Since Homer does not use the terms “erastes” and “eromenos”, it has been argued that their relationship was not pederastic but rather egalitarian. In his Ionian culture it appears homosexuality had not taken on the form it later would in pederasty. However some scholars, such as Bernard Sergent, have argued that it had, though it was not reflected in Homer. He asserts that ritualized man-boy relations were widely diffused through Europe from prehistoric times.
It is impossible to designate the roles found in the Iliad between Achilles and Patroclus along pederastic lines. Achilles is the most dominant. Among the warriors in the Trojan War he has the most fame. Patroclus performs duties such as cooking, feeding and grooming the horses, and nursing yet is older than Achilles. Both also sleep with women. Nonetheless the emotion between the two is obviously intense love. Achilles is tender to Patroclus contrasted to his arrogance to others. Typically warriors fought for personal fame or their city-state. But Achilles emphasizes his relationship with Patroclus above all else. He dreams that all Greeks would die so that he and Patroclus might gain the fame of conquering Troy alone. After Patroclus dies he agonizes touching his dead body, smearing himself with ash, and fasting. It was not until his desire for revenge to kill Hector who had killed Patroclus that he would fight again; fully aware that the gods warned him it would cost him his life.
Attempts to edit the text were undertaken by Aristarchus of Samothrace in Alexandria around 200 BC. He has been called “the founder of scientific scholarship”. He believed that Homer did not intend the two to be lovers. However he did agree that the “we-two alone” passage did imply a love relation and argued it was a later interpolation. But the majority of ancient and modern historians have accepted the lines to be an original part.

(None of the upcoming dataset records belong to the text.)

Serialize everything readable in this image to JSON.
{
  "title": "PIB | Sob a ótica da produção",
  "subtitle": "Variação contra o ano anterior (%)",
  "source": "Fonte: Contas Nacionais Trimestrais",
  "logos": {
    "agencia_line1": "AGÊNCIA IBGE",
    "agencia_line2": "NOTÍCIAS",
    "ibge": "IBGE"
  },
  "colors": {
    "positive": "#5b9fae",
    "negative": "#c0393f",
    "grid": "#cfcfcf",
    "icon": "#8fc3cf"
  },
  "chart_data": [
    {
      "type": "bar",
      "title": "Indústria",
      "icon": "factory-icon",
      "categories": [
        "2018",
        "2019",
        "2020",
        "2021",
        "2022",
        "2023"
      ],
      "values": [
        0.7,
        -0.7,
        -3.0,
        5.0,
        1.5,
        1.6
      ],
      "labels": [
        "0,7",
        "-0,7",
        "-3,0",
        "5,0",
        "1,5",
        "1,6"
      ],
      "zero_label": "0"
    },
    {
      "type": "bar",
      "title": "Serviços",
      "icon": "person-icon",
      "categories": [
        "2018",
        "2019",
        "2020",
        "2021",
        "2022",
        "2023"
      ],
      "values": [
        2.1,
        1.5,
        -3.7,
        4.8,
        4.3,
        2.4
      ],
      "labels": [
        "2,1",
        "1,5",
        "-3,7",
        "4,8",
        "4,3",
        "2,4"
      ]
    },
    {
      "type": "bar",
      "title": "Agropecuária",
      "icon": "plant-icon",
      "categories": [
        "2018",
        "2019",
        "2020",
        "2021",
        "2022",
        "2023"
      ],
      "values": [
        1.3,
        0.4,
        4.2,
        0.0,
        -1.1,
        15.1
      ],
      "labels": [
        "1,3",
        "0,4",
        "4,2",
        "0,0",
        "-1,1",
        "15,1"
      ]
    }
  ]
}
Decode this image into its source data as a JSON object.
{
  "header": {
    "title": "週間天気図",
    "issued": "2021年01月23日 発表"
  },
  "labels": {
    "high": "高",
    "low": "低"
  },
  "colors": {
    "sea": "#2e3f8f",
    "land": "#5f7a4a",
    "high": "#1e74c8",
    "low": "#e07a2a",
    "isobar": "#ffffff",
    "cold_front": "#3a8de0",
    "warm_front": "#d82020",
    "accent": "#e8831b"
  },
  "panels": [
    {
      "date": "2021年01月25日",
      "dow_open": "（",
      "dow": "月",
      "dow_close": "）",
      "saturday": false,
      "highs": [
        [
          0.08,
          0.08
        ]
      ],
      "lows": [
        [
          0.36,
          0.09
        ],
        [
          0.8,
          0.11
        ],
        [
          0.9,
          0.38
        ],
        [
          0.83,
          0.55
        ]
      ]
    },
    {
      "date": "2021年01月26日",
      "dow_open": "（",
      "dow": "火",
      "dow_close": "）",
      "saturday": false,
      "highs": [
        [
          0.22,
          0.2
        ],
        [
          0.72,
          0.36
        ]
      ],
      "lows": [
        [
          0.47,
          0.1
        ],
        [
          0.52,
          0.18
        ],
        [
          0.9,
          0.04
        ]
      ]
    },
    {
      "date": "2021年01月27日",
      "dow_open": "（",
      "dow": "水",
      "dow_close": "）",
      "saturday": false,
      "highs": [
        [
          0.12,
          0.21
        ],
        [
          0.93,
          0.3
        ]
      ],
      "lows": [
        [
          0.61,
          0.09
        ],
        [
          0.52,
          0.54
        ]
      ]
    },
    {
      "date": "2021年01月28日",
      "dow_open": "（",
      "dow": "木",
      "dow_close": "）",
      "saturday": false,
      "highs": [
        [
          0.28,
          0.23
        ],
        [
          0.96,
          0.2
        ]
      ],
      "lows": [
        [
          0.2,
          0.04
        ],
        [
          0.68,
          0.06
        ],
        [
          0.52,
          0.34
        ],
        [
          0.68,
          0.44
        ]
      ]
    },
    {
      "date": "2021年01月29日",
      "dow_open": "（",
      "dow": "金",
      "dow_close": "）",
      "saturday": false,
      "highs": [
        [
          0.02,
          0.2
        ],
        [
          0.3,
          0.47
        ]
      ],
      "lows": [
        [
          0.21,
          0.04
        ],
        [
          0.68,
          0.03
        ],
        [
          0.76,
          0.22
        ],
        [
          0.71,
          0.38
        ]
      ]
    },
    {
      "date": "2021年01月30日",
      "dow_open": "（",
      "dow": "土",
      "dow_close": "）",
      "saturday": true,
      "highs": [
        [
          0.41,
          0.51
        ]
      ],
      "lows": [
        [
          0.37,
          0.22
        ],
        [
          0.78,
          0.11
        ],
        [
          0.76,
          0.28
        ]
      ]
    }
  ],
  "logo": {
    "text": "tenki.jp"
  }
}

It must be borne in mind that the Iliad as we know it was composed before around 700 BC out of far older traditional materials; our knowledge of Greek attitudes toward homosexuality, however, comes from the classical period, several centuries later. Many modern Greeks, who are now Greek Orthodox and uphold a religion that views homosexuality as sinful, interpret the relationship of Achilles and Patroclus as platonic, because Homer does not include a sex scene between the two. They suggest that Achilles and Patroclus are cousins who have grown up as brothers in the same household. That relationship, and the guilt Achilles feels for Patroclus's death, would seem to be sufficient to explain both their closeness and the rage for vengeance felt by Achilles, the younger of the two. Of course many academic studies dismiss such notions of mere platonic love with additional artifacts indicating ancient Greeks prefered their warriors to be homosexual lovers. Homosexuality in the militaries of ancient Greece.
Subjects from the Trojan War were a favourite among ancient Greek dramatists. Aeschylus' trilogy Agamemnon, The Libation Bearers, and The Eumenides follow the story of Agamemnon following his return from the war.
A loose film adaptation of the Iliad, Troy, was released in 2004, starring Brad Pitt as Achilles and Eric Bana as Hector, and directed by German-born Wolfgang Petersen. Despite its popularity — largely a result of a huge marketing campaign by the studio — the film was a critical flop in the U.S., though not internationally. Several critics voted it the worst film of 2004. In addition, it only loosely resembles the Homeric version.
An epic science fiction adaptation/tribute by acclaimed author Dan Simmons titled Ilium was released in 2003. The novel received a Locus Award for best science fiction novel of 2003.